Sabia dessa? Na verdade Top Model era para ser um seriado. Shop Shop, com roteiro de Calmon (com Euclydes Marinho e Leopoldo Serran) e direção de Calmon (com Mário Márcio Bandarra), chegou a ter um piloto gravado e apresentado no fim de 1988. Se desse certo, entrava para a grade no ano seguinte. Até deu, mas meio do avesso, com a história bem diferente, em forma de Top Model.

Shop Shop tinha alguns atores em comum com a novela: Carol Machado, Rodrigo Penna e Malu Mader. A história se passava em um shopping (mais especificamente no Barra Shopping), onde os adolescentes se encontravam e interagiam.
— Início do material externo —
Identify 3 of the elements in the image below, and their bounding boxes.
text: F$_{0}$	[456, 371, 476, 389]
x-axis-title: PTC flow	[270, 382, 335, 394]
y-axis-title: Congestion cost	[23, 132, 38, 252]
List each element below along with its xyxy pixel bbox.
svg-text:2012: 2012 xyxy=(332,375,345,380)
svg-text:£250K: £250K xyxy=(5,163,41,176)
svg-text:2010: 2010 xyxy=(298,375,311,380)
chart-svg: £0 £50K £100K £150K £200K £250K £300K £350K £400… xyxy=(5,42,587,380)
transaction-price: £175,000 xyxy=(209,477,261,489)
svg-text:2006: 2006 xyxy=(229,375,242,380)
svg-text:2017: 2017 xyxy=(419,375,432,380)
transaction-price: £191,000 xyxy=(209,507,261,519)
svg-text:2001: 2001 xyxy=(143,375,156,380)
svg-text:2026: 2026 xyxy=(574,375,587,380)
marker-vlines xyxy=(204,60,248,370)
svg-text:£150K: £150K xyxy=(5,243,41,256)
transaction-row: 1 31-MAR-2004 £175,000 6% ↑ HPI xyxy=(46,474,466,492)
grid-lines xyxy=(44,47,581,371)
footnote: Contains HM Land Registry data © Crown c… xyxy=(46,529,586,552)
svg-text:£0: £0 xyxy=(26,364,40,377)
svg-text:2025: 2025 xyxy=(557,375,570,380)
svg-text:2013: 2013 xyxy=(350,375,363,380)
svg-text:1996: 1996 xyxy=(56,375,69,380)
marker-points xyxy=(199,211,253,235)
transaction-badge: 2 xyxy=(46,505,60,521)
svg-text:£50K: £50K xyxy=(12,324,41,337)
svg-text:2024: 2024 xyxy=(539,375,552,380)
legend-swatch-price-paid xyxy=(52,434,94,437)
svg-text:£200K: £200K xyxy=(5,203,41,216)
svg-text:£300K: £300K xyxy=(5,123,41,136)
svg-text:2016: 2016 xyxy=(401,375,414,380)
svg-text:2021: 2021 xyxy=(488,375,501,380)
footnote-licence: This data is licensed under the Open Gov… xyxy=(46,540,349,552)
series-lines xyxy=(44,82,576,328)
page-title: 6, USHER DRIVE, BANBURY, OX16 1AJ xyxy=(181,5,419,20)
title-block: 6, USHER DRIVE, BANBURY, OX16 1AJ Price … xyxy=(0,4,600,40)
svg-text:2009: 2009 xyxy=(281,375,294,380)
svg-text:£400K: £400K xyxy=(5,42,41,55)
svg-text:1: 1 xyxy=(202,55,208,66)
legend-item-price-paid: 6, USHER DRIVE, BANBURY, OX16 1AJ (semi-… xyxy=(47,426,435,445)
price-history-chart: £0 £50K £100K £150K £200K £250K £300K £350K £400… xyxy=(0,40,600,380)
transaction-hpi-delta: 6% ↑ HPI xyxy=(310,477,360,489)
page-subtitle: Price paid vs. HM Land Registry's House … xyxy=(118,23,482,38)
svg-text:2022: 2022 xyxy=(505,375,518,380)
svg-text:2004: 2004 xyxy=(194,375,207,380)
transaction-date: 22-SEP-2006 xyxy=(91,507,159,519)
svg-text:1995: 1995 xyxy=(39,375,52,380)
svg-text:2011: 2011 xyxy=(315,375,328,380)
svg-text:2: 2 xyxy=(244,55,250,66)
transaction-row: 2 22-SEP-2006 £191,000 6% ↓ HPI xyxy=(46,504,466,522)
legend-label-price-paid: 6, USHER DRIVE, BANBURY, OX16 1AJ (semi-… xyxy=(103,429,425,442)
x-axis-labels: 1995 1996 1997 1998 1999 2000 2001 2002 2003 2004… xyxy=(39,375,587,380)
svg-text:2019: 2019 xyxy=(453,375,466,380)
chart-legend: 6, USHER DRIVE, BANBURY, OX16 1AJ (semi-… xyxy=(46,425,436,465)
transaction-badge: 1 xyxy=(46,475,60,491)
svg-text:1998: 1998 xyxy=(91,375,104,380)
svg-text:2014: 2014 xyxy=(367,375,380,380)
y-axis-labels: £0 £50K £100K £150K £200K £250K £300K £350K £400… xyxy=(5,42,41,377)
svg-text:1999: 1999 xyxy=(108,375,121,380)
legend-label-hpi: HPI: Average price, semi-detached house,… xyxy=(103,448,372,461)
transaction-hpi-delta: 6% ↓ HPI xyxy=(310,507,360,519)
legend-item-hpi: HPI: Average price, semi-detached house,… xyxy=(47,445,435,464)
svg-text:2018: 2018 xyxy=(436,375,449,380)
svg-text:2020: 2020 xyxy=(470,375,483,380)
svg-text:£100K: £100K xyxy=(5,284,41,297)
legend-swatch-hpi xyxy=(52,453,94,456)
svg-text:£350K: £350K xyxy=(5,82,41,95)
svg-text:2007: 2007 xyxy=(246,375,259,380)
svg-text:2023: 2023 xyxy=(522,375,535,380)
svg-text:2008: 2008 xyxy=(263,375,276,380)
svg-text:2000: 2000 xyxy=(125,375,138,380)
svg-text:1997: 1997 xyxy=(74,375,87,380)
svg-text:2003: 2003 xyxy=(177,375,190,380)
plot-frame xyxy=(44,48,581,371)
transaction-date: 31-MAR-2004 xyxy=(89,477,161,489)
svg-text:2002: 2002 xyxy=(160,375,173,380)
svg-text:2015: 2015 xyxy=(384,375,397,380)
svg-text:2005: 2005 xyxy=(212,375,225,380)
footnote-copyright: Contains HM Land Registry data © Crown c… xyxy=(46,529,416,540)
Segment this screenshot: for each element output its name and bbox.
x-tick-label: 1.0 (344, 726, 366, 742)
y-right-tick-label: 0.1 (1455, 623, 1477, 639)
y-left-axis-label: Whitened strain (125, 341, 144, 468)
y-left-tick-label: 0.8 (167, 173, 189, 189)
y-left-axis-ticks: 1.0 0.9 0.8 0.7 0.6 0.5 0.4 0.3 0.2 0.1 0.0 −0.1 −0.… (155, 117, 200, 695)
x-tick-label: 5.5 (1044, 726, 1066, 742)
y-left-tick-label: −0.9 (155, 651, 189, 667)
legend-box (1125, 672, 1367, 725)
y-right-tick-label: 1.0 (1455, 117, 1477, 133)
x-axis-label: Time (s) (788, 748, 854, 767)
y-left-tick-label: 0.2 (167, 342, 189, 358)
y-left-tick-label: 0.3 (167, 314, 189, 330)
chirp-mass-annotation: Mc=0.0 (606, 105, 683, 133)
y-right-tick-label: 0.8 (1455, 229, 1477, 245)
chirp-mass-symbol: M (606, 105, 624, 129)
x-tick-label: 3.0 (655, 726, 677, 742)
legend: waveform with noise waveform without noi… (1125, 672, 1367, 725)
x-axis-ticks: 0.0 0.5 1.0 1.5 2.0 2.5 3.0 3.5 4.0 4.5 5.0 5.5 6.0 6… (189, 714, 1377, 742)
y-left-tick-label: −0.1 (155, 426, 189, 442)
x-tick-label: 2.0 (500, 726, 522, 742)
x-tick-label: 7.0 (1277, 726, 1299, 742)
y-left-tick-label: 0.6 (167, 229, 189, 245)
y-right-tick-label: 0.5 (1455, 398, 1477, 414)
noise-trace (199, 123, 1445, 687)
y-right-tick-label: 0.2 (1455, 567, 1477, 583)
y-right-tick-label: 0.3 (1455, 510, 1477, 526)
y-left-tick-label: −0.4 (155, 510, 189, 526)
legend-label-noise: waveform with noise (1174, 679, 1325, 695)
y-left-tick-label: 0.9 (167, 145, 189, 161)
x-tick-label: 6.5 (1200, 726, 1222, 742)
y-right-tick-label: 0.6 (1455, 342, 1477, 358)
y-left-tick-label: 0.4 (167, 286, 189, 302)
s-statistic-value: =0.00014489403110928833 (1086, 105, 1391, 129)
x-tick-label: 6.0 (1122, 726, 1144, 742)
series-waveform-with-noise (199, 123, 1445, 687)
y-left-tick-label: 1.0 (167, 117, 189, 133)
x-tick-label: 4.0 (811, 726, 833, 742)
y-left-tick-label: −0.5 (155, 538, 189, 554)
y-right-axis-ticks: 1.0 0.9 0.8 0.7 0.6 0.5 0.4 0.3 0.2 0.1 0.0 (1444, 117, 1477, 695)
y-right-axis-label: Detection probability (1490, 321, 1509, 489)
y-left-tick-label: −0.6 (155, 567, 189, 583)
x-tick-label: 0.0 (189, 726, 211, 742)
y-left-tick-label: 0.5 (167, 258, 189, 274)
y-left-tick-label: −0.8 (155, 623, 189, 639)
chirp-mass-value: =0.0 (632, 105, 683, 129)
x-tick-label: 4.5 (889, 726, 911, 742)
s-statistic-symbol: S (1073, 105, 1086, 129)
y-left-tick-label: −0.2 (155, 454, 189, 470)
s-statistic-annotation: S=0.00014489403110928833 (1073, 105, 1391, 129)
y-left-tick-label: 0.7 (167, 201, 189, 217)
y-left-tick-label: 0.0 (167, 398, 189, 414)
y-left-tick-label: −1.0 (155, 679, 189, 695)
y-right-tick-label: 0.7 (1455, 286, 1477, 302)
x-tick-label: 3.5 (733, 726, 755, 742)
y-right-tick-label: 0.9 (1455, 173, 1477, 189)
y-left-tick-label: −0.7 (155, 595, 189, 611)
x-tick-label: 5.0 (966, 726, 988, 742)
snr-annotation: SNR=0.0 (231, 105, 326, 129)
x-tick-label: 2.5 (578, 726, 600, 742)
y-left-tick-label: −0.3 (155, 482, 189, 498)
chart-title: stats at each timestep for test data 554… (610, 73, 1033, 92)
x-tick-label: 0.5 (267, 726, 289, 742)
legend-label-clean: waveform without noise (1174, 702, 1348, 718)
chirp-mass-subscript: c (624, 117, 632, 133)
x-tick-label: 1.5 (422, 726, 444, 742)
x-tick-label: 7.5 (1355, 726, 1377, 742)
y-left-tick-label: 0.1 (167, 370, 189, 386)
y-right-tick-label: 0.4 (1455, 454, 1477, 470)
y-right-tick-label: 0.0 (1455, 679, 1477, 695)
Calmon deliberadamente se inspirou nos filmes adolescentes e infantojuvenis dos EUA, como Conta Comigo (1986). Para mim, também parece bastante Picardias Estudantis (1982) por causa do cenário.
Acho que é por isso que Top Model é uma mistura, transição da praia da primeira trilogia de Calmon para o shopping da cidade, como se o Menino do Rio tivesse crescido (e, diga-se de passagem, tido muitos filhos) na forma de Gaspar Kundera e vivesse entre um mundo de areia e de concreto.

E duas curiosidades

No último capítulo de Top Model, Gaspar Kundera comemora 40 anos. Ou seja: ele passa a novela inteira com… a mesma idade que eu, nesse exato momento, tenho.
FEELING OLD?
Outra coisa: os casais. Elvis termina com Tininha mesmo. Jane Fonda fica com o primo que era apaixonado por ela, Alex Junior. Olívia termina com Arthur (Jonas Torres). Mas e o Ringo?
Ele termina com a Milu (Cinira Camargo), a manicure pela qual ele era apaixonado. E que é nitidamente bem mais velha que ele. Quenda! Ela explica para avó do Ringo, a dona Morgana (Eva Todor), que é um relacionamento platônico…
Não sei se vocês lembram, mas Ringo era o maior punheteiro da TV brasileira. Eles falavam disso toda hora na novela! HAHAHAHAHAHAHA!